La première mission de l’Institut Avant-garde est d’imaginer une nouvelle doctrine sur la dette publique afin d’assurer le financement des investissements importants à venir. Selon les estimations du rapport de Jean Pisani-Ferry (2023), Les incidences économiques de l’action pour le climat, le financement de la transition climatique représenterait un surcroît d’investissement de l’ordre de 2,3 % du PIB par an en France (66 milliards d’euros), et autour de 3 % en Europe (475 milliards)1. D’après cette même étude, les États devront financer au moins la moitié de ces investissements. Ils ne pourront toutefois s’en tenir là ; ils devront également accélérer la mise en place d’un modèle social européen. Cette tâche sera plus exigeante encore dans un contexte de transition et de réchauffement. En effet, le nouveau modèle devra à la fois protéger les plus précaires des évènements climatiques, gommer le choc économique de la transition pour ces ménages et accompagner le changement de comportement (rapport France Stratégie Soutenabilités ! Orchestrer et planifier l’action publique, 2022). Ce modèle possède une valeur intrinsèque, mais, en plus, les politiques de transition ne pourront être mises en place dans un contexte de fortes tensions sociales comme l’a illustré le mouvement des gilets jaunes. La qualité des services publics devra en même temps être assurée, ce qui nécessite des investissements, mais également des rémunérations décentes. Le salaire des enseignants est passé de 2,3 fois le SMIC en 1980 à 1,2 aujourd’hui (Chancel, 2023). L’Europe doit également s’efforcer de fixer les standards du futur dans un environnement multilatéral compétitif, notamment dans le domaine numérique, de l’intelligence artificielle ou de la défense. Enfin, il faudra faire face à de futurs chocs – catastrophes naturelles, guerres ou encore crises économiques – dans un contexte où la volatilité devrait devenir plus importante, tel qu’en atteste déjà le choc inflationniste récent (Carstens, 2022).

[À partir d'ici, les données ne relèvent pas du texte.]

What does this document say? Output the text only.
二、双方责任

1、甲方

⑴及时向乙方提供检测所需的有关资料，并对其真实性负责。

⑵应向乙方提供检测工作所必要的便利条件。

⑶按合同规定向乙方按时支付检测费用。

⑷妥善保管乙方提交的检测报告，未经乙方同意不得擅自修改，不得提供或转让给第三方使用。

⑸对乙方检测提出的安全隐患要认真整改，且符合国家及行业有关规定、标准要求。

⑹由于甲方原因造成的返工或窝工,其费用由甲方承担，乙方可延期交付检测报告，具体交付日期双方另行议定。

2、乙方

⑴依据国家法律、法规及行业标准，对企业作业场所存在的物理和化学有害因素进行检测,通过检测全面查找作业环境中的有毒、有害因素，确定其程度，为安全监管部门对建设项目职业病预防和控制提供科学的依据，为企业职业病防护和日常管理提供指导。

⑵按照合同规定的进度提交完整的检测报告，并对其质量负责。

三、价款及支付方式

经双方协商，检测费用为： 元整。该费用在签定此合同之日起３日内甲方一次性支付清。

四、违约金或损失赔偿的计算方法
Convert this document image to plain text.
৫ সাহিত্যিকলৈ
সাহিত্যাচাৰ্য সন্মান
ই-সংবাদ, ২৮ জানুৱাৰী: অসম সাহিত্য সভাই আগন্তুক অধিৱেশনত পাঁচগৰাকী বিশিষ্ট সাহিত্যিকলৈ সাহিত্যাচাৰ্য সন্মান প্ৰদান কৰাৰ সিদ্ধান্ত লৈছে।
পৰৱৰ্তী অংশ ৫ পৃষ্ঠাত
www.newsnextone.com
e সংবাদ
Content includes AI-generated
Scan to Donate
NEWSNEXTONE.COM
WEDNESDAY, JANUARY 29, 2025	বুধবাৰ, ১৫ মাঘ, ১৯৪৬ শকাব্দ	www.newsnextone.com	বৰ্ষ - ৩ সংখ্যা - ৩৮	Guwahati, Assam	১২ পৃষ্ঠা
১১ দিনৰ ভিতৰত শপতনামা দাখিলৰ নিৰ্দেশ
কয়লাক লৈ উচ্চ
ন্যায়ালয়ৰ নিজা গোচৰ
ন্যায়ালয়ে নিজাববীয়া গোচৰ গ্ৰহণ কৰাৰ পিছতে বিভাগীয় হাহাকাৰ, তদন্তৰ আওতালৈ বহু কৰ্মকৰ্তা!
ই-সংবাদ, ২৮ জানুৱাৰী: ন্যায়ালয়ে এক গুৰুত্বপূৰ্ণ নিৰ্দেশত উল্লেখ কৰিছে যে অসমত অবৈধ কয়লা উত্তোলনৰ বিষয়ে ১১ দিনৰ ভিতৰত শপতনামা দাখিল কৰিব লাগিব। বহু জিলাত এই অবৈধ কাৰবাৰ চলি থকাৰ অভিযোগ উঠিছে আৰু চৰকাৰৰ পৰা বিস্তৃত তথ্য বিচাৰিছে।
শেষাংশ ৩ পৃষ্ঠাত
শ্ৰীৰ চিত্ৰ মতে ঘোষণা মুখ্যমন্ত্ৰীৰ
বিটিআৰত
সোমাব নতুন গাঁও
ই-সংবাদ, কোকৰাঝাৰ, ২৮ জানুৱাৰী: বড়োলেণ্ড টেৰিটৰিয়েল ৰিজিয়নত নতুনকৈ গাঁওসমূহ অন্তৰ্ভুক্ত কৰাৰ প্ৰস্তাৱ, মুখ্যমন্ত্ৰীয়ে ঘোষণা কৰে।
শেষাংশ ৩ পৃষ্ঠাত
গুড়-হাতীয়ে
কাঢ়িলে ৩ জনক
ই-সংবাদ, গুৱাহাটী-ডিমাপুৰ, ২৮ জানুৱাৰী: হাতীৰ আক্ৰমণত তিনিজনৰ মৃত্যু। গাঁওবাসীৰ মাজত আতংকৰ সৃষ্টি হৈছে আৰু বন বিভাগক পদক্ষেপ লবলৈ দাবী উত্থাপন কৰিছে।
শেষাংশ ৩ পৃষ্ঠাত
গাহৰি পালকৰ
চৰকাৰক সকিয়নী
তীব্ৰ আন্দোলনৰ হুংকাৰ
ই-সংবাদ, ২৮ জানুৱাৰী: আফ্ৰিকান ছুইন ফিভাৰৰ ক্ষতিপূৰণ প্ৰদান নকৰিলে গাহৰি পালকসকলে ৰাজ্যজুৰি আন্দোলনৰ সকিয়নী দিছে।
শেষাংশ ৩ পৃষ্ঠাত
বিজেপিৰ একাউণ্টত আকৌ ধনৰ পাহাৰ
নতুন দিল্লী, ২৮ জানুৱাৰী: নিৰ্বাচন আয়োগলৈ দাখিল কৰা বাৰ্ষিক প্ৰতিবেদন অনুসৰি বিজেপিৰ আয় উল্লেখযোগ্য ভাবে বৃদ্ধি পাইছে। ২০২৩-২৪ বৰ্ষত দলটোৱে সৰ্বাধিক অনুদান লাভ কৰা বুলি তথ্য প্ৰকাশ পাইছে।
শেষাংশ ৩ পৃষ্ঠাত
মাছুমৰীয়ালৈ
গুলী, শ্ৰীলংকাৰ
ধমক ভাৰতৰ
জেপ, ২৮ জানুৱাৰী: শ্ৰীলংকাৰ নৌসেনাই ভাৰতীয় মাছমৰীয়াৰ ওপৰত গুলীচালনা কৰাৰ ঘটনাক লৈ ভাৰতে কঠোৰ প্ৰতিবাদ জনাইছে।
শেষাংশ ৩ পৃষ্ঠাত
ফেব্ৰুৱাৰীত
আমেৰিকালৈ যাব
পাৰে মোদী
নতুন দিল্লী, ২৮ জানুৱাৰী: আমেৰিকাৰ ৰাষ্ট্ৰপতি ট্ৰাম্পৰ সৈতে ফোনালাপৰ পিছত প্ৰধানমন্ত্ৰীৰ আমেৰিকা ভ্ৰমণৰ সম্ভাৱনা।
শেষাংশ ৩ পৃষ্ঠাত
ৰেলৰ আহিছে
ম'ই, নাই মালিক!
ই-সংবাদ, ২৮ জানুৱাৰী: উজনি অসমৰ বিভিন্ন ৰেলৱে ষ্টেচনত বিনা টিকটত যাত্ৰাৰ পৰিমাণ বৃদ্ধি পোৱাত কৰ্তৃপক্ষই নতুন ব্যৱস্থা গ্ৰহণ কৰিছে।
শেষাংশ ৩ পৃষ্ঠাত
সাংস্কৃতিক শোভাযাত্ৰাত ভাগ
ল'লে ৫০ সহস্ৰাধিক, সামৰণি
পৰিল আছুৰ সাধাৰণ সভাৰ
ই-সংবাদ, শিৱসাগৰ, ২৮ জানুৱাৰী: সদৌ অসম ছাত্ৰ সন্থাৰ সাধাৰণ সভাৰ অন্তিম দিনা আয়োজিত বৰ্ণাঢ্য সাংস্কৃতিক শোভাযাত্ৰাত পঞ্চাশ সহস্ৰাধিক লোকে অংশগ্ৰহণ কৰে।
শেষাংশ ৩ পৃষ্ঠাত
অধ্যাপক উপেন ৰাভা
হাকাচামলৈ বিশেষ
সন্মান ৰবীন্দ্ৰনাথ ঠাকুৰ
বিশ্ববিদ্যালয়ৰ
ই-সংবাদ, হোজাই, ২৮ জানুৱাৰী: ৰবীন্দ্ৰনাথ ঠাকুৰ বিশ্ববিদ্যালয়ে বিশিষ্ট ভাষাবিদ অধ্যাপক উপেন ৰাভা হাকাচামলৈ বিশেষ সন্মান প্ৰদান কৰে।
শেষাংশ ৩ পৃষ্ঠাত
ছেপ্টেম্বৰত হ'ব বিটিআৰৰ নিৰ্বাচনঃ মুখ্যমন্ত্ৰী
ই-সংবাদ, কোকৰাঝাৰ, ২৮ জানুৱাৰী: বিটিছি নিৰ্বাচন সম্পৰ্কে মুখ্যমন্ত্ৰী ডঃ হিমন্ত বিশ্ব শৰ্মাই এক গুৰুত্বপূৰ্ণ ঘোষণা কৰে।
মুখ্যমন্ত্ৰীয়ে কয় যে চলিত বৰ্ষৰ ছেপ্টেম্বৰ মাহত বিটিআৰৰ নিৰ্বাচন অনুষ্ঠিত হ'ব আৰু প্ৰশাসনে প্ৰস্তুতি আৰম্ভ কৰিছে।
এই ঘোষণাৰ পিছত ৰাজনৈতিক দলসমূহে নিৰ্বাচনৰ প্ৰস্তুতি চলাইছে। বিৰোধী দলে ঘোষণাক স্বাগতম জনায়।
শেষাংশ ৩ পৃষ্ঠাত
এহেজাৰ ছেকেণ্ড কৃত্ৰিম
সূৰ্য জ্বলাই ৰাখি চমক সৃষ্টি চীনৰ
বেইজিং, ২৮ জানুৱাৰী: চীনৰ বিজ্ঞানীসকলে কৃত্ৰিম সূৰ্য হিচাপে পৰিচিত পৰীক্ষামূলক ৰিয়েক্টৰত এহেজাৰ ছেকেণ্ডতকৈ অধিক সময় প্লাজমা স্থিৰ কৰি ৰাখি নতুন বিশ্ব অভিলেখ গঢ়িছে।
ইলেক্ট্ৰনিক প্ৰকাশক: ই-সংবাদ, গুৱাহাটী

Les estimations exactes du surcroît d’investissement et de la part prise en charge par l’État varient, mais il semble difficile de remettre en question l’idée que l’un des enjeux clés de la décennie sera celui du financement public. Une première question s’ensuit : quelle doit être la part des différents outils de financement ? Plus précisément, quelle doit être la répartition entre endettement public et création de nouvelles recettes ? La réponse dépend de nombreux facteurs tels que la conjoncture (écart entre le taux de croissance et le taux d’intérêt), l’état et la structure des finances publiques, mais également certains facteurs moins palpables (climat social, acceptabilité politique, confiance, etc.). Xavier Ragot (2023, à paraître) conclut que le financement de la transition devrait se faire grâce à une combinaison de ces différents outils, et donc que la dette publique aurait un rôle important à jouer. Barry Eichengreen, Asmaa El-Ganainy, Rui Esteves et Kris James Mitchener ont d’ailleurs montré sur un temps très long dans leur ouvrage In Defense of Public Debt (2021) que la dette publique a historiquement permis d’assurer la survie des États lors d’évènements graves tels que des guerres ou des catastrophes naturelles. Pour ne donner qu’un exemple, la dette des États-Unis a augmenté d’approximativement 70 % pendant la Deuxième Guerre mondiale. Dans le rapport Pisani-Ferry, l’impact sur la dette publique de la seule transition est évalué à 25 points de PIB à horizon 2040.
L’Institut Avant-garde se concentre dans un premier temps sur la création d’une nouvelle doctrine sur la dette publique, nécessaire dans un contexte où celle-ci sera amenée à augmenter. Cette doctrine visera à dépasser le clivage entre les tenants de l’austérité budgétaire, qui nient cette idée, et ceux qui ne considèrent pas que la dette publique peut devenir problématique dans certaines situations.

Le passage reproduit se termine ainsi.